I just installed SNAP from ESA taking care to set the install dir to another location than the ubuntu’s /home//snap.
However, after the install I loose part of my ubuntu snap applications (including my zotero bibliography with my notes, which contains days of work, not synchronized of course…).
By inspecting the installation logs I found this part:
so it looks like my ubuntu snap was deleted, but there is this line “Property backupForRollback: true” and the following lines “Backing up…” for every files in the directory.
Is there a way to rollback the installation and recover my files?
I think this is not possible. Rollback here means, that in case of an error the installation can be rolled back.

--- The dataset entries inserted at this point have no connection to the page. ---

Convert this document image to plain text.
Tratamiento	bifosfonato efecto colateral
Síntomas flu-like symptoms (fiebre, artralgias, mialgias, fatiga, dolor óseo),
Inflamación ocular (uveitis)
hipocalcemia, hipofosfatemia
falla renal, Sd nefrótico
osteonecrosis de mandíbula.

But since it succeeded, I think it is not possible to get it back.
Maybe you are lucky and they are still in a temp directory.
Check the installation.log file you have already found and look for the property exe4j.tempDir.

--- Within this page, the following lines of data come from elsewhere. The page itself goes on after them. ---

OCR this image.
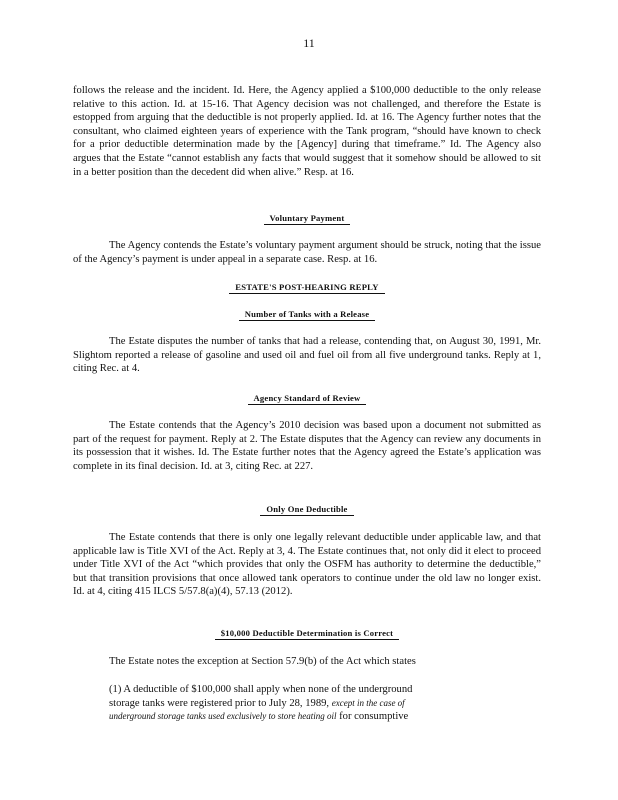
11

follows the release and the incident. Id. Here, the Agency applied a $100,000 deductible to the only release relative to this action. Id. at 15-16. That Agency decision was not challenged, and therefore the Estate is estopped from arguing that the deductible is not properly applied. Id. at 16. The Agency further notes that the consultant, who claimed eighteen years of experience with the Tank program, “should have known to check for a prior deductible determination made by the [Agency] during that timeframe.” Id. The Agency also argues that the Estate “cannot establish any facts that would suggest that it somehow should be allowed to sit in a better position than the decedent did when alive.” Resp. at 16.

Voluntary Payment

The Agency contends the Estate’s voluntary payment argument should be struck, noting that the issue of the Agency’s payment is under appeal in a separate case. Resp. at 16.

ESTATE'S POST-HEARING REPLY
Number of Tanks with a Release

The Estate disputes the number of tanks that had a release, contending that, on August 30, 1991, Mr. Slightom reported a release of gasoline and used oil and fuel oil from all five underground tanks. Reply at 1, citing Rec. at 4.

Agency Standard of Review

The Estate contends that the Agency’s 2010 decision was based upon a document not submitted as part of the request for payment. Reply at 2. The Estate disputes that the Agency can review any documents in its possession that it wishes. Id. The Estate further notes that the Agency agreed the Estate’s application was complete in its final decision. Id. at 3, citing Rec. at 227.

Only One Deductible

The Estate contends that there is only one legally relevant deductible under applicable law, and that applicable law is Title XVI of the Act. Reply at 3, 4. The Estate continues that, not only did it elect to proceed under Title XVI of the Act “which provides that only the OSFM has authority to determine the deductible,” but that transition provisions that once allowed tank operators to continue under the old law no longer exist. Id. at 4, citing 415 ILCS 5/57.8(a)(4), 57.13 (2012).

$10,000 Deductible Determination is Correct

The Estate notes the exception at Section 57.9(b) of the Act which states

(1) A deductible of $100,000 shall apply when none of the underground

storage tanks were registered prior to July 28, 1989, except in the case of

underground storage tanks used exclusively to store heating oil for consumptive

Maybe in the specified directory you can still find the data.
Actually now that I learn the hard way, snap is now the standard way to install applications in Ubuntu (at least for Ubuntu 20.04). The applications data directories are located in /snap/ (actually they are compressed filesystem contained in /var/lib/snap mounted in /snap). The directory ~/snap is meant to store personal data, it has several functions including data containment for each app and data snapshots (automatic during app upgrade, can be manual too, now I know).
This problem is likely to be reproduced for all future Ubuntu users.
Is there a way to help push forward a fix for this?
The key issue is that ESA snap currently makes it very easy for Ubuntu users to accidentally delete their application data. I found this forum thread when trying to figure out why I lost all my browser tabs and bookmarks.
To reiterate what florent mentioned, every Ubuntu user has a ~/snap directory which is already in use, and when the ESA snap installer tries to helpfully erase old data, it also erases data which is completely unrelated to it, due to the namespace conflict. Setting the default install directory for Ubuntu users to something like ~/esa_snap would fix this.